Although Provention Bio could be considered a rogue in the pharmaceutical industry, it’s backed by some big-name investors – including Johnson & Johnson (NYSE:JNJ) and JDRF. Strategic partnerships within the industry is what helps drive Provention Bio’s pipeline, according to Palmer.
“We started up Provention last year to create a vehicle to win licenses, assets that the pharmaceutical industry may not have a priority to develop directly themselves, but still didn’t want to out-license outright and still have some strategic interest,” he said.
The company, which landed $28.4 million in a Series A round in June, focuses on technology that helps to “intercept and prevent” immune-mediated diseases. Earlier this month, Provention licensed a vaccine technology from Finnish biotech Vactech Oy that it believes could prevent the onset of Type I diabetes.
“I don’t think that people realize that Type I diabetes is an autoimmune disease, like rheumatoid arthritis or celiac or psoriasis, and it’s our own immune system that is killing those precious insulin-producing cells,” Palmer said.
The team at Provention was working with scientists in Finland on a different therapy, when something else caught their attention. There is a high prevalence of Type I diabetes in Finland, according to Palmer, and the government funded epidemiological studies showing a link to a virus caused by the coxsackievirus B pathogen.
Working with the Finland-based scientists, Provention embraced the notion that Type I diabetes could be stopped with a vaccine against CVB infection. Previous work has shown that CVB infection could be responsible for as many as 50% of Type I diabetes cases worldwide, according to the company.
“People are starting to understand that there are a number of reasons why people get autoimmune disease. One factor is genetic susceptibility. In addition, there has to be another trigger that reprograms your immune system to start attacking cells,” chief medical officer & COO Dr. Leni Ramos told us. “In our case, it’s a virus that triggers an infection that leads to some people developing the autoimmune disease.”
Ramos, a 20-year pharma industry veteran, also pointed to data showing that mothers who were previously infected with the CVB virus had children with a lower risk for developing Type I diabetes, since they already had antibodies against the infection.
The company’s diabetes program is still early in development. They are working to finish a toxicology package, file an IND and launch first-in-human studies for the vaccine within the next year, according to Palmer. Provention also has a Phase II asset involving Crohn’s disease, an treatment for ulcerative colitis and a technology for emerging viral infections in its pipeline.
In the meantime, Palmer said the company is “evaluating our options” while they look for a partner to manufacture the CVB vaccine.

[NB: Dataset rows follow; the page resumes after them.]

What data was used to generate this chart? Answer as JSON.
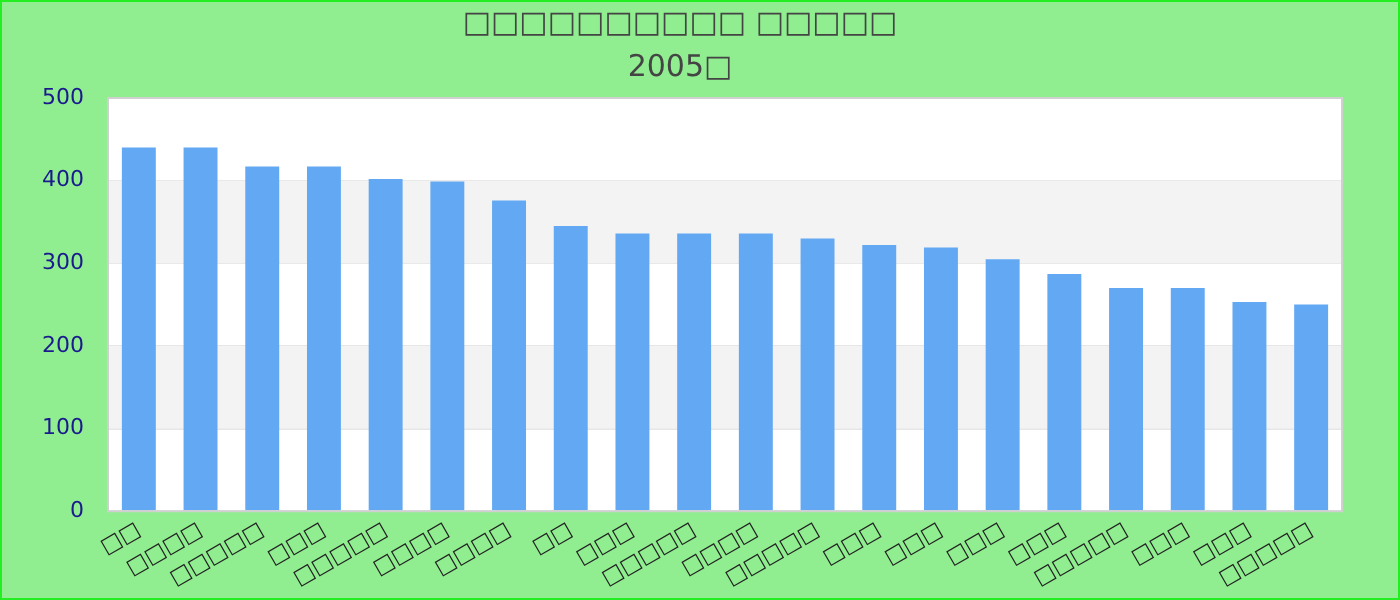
{
  "chart_data": {
    "type": "bar",
    "title": "□□□□□□□□□□ □□□□□",
    "subtitle": "2005□",
    "categories": [
      "□□",
      "□□□□",
      "□□□□□",
      "□□□",
      "□□□□□",
      "□□□□",
      "□□□□",
      "□□",
      "□□□",
      "□□□□□",
      "□□□□",
      "□□□□□",
      "□□□",
      "□□□",
      "□□□",
      "□□□",
      "□□□□□",
      "□□□",
      "□□□",
      "□□□□□"
    ],
    "values": [
      440,
      440,
      417,
      417,
      402,
      399,
      376,
      345,
      336,
      336,
      336,
      330,
      322,
      319,
      305,
      287,
      270,
      270,
      253,
      250
    ],
    "color": "#62a8f3",
    "ylim": [
      0,
      500
    ],
    "yticks": [
      0,
      100,
      200,
      300,
      400,
      500
    ],
    "grid": "y",
    "legend": false
  }
}
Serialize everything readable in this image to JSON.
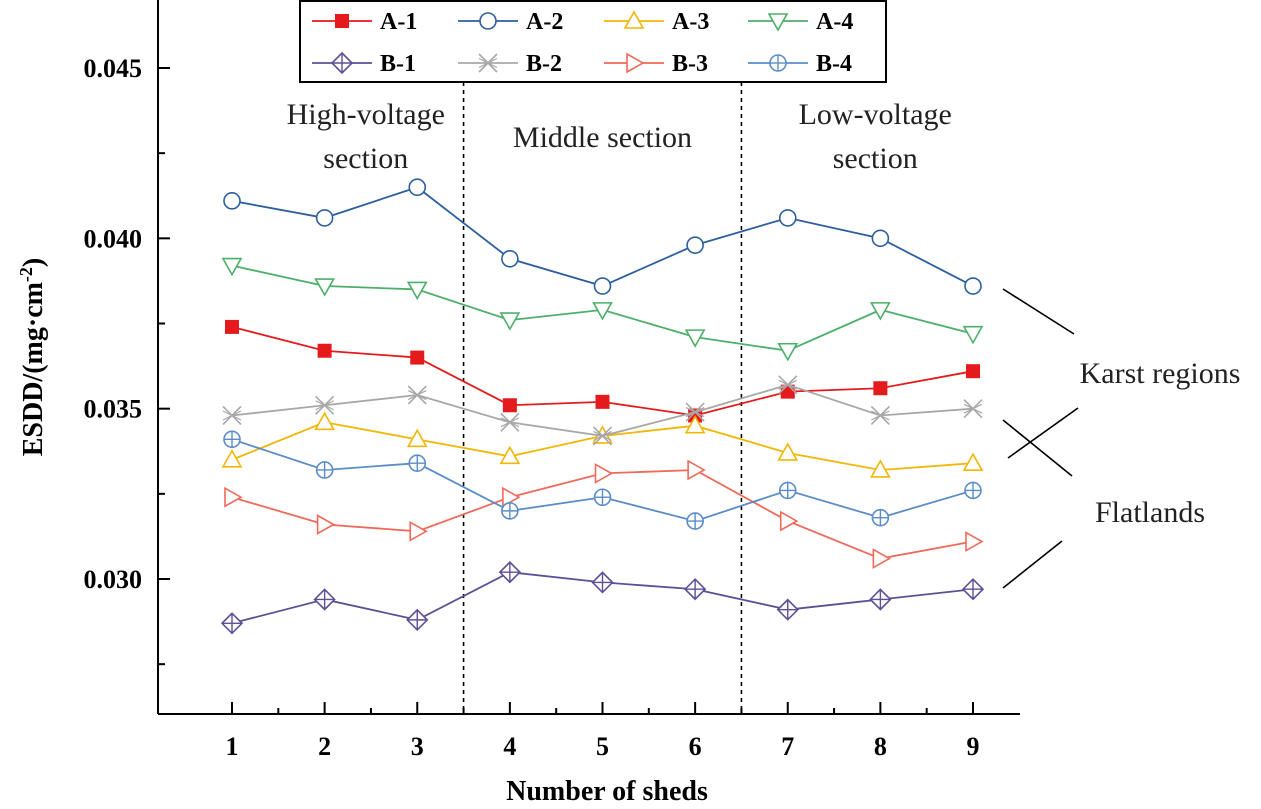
{
  "chart_data": {
    "type": "line",
    "title": "",
    "xlabel": "Number of sheds",
    "ylabel": "ESDD/(mg·cm",
    "ylabel_exponent": "-2",
    "ylabel_suffix": ")",
    "x": [
      1,
      2,
      3,
      4,
      5,
      6,
      7,
      8,
      9
    ],
    "ylim": [
      0.0262,
      0.048
    ],
    "yticks": [
      0.03,
      0.035,
      0.04,
      0.045
    ],
    "ytick_labels": [
      "0.030",
      "0.035",
      "0.040",
      "0.045"
    ],
    "grid": false,
    "legend_position": "top",
    "series": [
      {
        "name": "A-1",
        "color": "#e41a1c",
        "marker": "square-filled",
        "values": [
          0.0374,
          0.0367,
          0.0365,
          0.0351,
          0.0352,
          0.0348,
          0.0355,
          0.0356,
          0.0361
        ]
      },
      {
        "name": "A-2",
        "color": "#2d5f9e",
        "marker": "circle",
        "values": [
          0.0411,
          0.0406,
          0.0415,
          0.0394,
          0.0386,
          0.0398,
          0.0406,
          0.04,
          0.0386
        ]
      },
      {
        "name": "A-3",
        "color": "#f2b705",
        "marker": "triangle-up",
        "values": [
          0.0335,
          0.0346,
          0.0341,
          0.0336,
          0.0342,
          0.0345,
          0.0337,
          0.0332,
          0.0334
        ]
      },
      {
        "name": "A-4",
        "color": "#4daf6a",
        "marker": "triangle-down",
        "values": [
          0.0392,
          0.0386,
          0.0385,
          0.0376,
          0.0379,
          0.0371,
          0.0367,
          0.0379,
          0.0372
        ]
      },
      {
        "name": "B-1",
        "color": "#5e4f96",
        "marker": "diamond-plus",
        "values": [
          0.0287,
          0.0294,
          0.0288,
          0.0302,
          0.0299,
          0.0297,
          0.0291,
          0.0294,
          0.0297
        ]
      },
      {
        "name": "B-2",
        "color": "#a8a8a8",
        "marker": "star-x",
        "values": [
          0.0348,
          0.0351,
          0.0354,
          0.0346,
          0.0342,
          0.0349,
          0.0357,
          0.0348,
          0.035
        ]
      },
      {
        "name": "B-3",
        "color": "#ef6a5a",
        "marker": "triangle-right",
        "values": [
          0.0324,
          0.0316,
          0.0314,
          0.0324,
          0.0331,
          0.0332,
          0.0317,
          0.0306,
          0.0311
        ]
      },
      {
        "name": "B-4",
        "color": "#5a8dc8",
        "marker": "circle-plus",
        "values": [
          0.0341,
          0.0332,
          0.0334,
          0.032,
          0.0324,
          0.0317,
          0.0326,
          0.0318,
          0.0326
        ]
      }
    ],
    "sections": [
      {
        "lines": [
          "High-voltage",
          "section"
        ]
      },
      {
        "lines": [
          "Middle section"
        ]
      },
      {
        "lines": [
          "Low-voltage",
          "section"
        ]
      }
    ],
    "section_dividers_x": [
      3.5,
      6.5
    ],
    "annotations": [
      "Karst regions",
      "Flatlands"
    ]
  }
}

“A diabetes program, where you can really prevent and intercept so early, is probably one of the most exciting programs that we have,” Ramos said.
“We do this because we believe that there are patient needs that are being unmet by the traditional industry,” Palmer added. “We really believe that we can be compensated well ourselves if we focus on that need and do a good job and bring therapies to patients that are in need – therapies that are a little outside the box, which the industry wouldn’t otherwise be prioritizing themselves.”